Frequently when a new piece of tech that I’m excited about is launched, total nerd that I am, I’ll start quoting Colin Clive in, still the best, James Wale’s Frankenstein. It’s ALIVE! ALIVE!
Well, time to get excited. On Monday, July 11, Azure SQL Data Warehouse moves from being in preview on Azure to a full-fledged service offering (insert my Colin Clive imitation here). I get it. You’re wondering, why on earth would I be this jazzed about a Data Warehouse? I mean, I write books on query tuning, not SSIS. I spend time figuring out how best to deploy databases, not design star schemas. You’re right to a degree. Depending on how you look at it, I am a step removed from worrying about the Warehouse. However, this is much more than a warehouse, and the introduction of this technology on Azure has more impact than you immediately realize. First up, why this technology is so exciting.
While the tech in Azure SQL Data Warehouse will absolutely lend itself to putting a traditional warehouse into the cloud, that’s not the most exciting part of the tech. The exciting part of the tech is parallel processing.

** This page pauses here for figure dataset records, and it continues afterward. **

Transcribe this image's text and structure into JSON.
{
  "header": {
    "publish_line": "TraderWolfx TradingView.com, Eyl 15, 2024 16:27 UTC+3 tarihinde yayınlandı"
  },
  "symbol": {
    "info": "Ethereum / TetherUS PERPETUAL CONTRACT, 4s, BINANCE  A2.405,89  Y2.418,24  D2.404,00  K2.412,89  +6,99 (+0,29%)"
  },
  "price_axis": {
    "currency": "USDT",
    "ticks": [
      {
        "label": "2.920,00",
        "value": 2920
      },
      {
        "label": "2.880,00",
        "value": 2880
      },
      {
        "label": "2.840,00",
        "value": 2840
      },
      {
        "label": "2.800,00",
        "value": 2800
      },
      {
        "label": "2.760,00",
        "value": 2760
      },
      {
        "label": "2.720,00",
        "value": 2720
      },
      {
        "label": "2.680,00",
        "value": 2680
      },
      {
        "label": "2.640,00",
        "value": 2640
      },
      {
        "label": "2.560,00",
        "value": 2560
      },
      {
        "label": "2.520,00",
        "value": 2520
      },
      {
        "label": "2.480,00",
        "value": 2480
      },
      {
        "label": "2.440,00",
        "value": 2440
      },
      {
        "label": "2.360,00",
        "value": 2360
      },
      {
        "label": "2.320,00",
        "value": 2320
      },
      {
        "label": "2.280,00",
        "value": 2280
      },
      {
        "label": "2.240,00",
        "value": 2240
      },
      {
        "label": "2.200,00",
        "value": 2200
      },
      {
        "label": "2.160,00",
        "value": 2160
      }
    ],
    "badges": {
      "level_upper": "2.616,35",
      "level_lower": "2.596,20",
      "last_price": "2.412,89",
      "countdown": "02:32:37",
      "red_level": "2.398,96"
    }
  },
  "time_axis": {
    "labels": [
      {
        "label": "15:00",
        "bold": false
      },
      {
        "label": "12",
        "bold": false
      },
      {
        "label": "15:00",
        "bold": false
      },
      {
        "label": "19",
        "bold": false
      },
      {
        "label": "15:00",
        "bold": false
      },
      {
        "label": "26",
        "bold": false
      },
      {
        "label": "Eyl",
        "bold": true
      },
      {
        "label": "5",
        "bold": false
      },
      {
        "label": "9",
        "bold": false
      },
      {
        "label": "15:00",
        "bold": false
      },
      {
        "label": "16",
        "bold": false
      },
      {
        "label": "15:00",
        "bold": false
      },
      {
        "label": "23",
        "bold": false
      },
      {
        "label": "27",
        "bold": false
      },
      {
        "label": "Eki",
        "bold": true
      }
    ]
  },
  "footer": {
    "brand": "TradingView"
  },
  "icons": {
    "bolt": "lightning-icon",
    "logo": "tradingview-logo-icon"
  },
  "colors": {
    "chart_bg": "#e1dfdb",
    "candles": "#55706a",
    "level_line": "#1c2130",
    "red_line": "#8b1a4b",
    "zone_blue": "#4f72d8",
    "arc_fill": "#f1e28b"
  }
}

Have you ever tried to shard your data across multiple servers so that you’re bringing multiple machines, including the CPU, I/O, memory, all independently managed, yet treated as a single entity? Was it fun? My answer, well… yeah, it was kind of fun, but it was a ridiculous amount of work, which I got wrong a bunch, and it was a house-of-cards in terms of maintenance. No more. Microsoft introduced this same technology within the Analytics Platform System (APS). The name is significant. The original name was Parallel Data Warehouse (PDW). When Microsoft renamed it, I attributed it to marketing just changing stuff around, again, so it’s fresh. Instead, I believe it was clarifying what this technology does. It’s not simply about an efficient way to store and retrieve a lot of data. It’s about bringing parallel processing to the storage of data, the retrieval of data, and, probably most importantly, the processing of data. Creating aggregates using a few CPUs, cool. Creating aggregates using multiple machines simultaneously (insert Colin Clive again). This technology is much more about data manipulation in service to your analytics system than it is about simply storage and retrieval. The APS name makes sense. Now, all that power is available on the cloud. Which, brings me to my next point.
APS was an appliance. It was a very expensive appliance. There were an exceedingly small number of people using it around the globe because of this. Heck, you couldn’t even learn it without buying it. While many of us got excited about the capabilities offered, only a handful of us were able to learn the tech. Enter Azure and the Azure SQL Data Warehouse. It’s not free, don’t get me wrong, but it’s affordable. You can now get access to this technology to learn it, without any outlay at all (you are using your free credits from MSDN, right). You can experiment and see if, being able to throw parallel machine level processing at your data is going to help. Don’t get stuck on the concept of a warehouse either. Think processing first. Could you load massive amounts of data into this (quickly too if you use the right methods to take advantage of parallel processing, time to learn more than SSIS) and then process that data into a different form that you then load into other, cheaper mechanisms for longer term storage and querying? Yes you can (let’s just go with CC for each of these moments going forward). With the availability of this technology within Azure, Microsoft has radically democratized the ability to bring parallel processing at industrial scale so that medium and small shops can take advantage of it, if they need it. It’s not simply how cool the tech is that has me excited. It’s the fact that I can get my hands on it, and that I can readily suggest that you can get your hands on it too. That’s what makes it thrilling.
I recognize that I can be a little too Polyanna about things. Let’s be fair and point out that, like CCs little creation, there might be a few glitches to work out (Abby Someone). The language is different. You’re going to have to learn D-SQL. Foreign keys? Not really. Which disturbs me. You can absolutely design your storage mechanisms incorrectly in multiple incorrect ways. Messing up the design can force you to purchase a higher service tier in an attempt to fix it, driving up costs unnecessarily. In short, I’m not arguing that this is some level of perfection. It is a giant leap forward in tech, but an even more giant leap forward in tech availability (cc).
While many of us have been using this technology quite successfully while it was in preview, the kinks have largely been worked out, and it’s moving into release. Explore this new service offering. Add this tool to your tool belt. Get ready to have your own CC moment when you see what’s possible with Azure SQL Data Warehouse and true parallel processing of your data.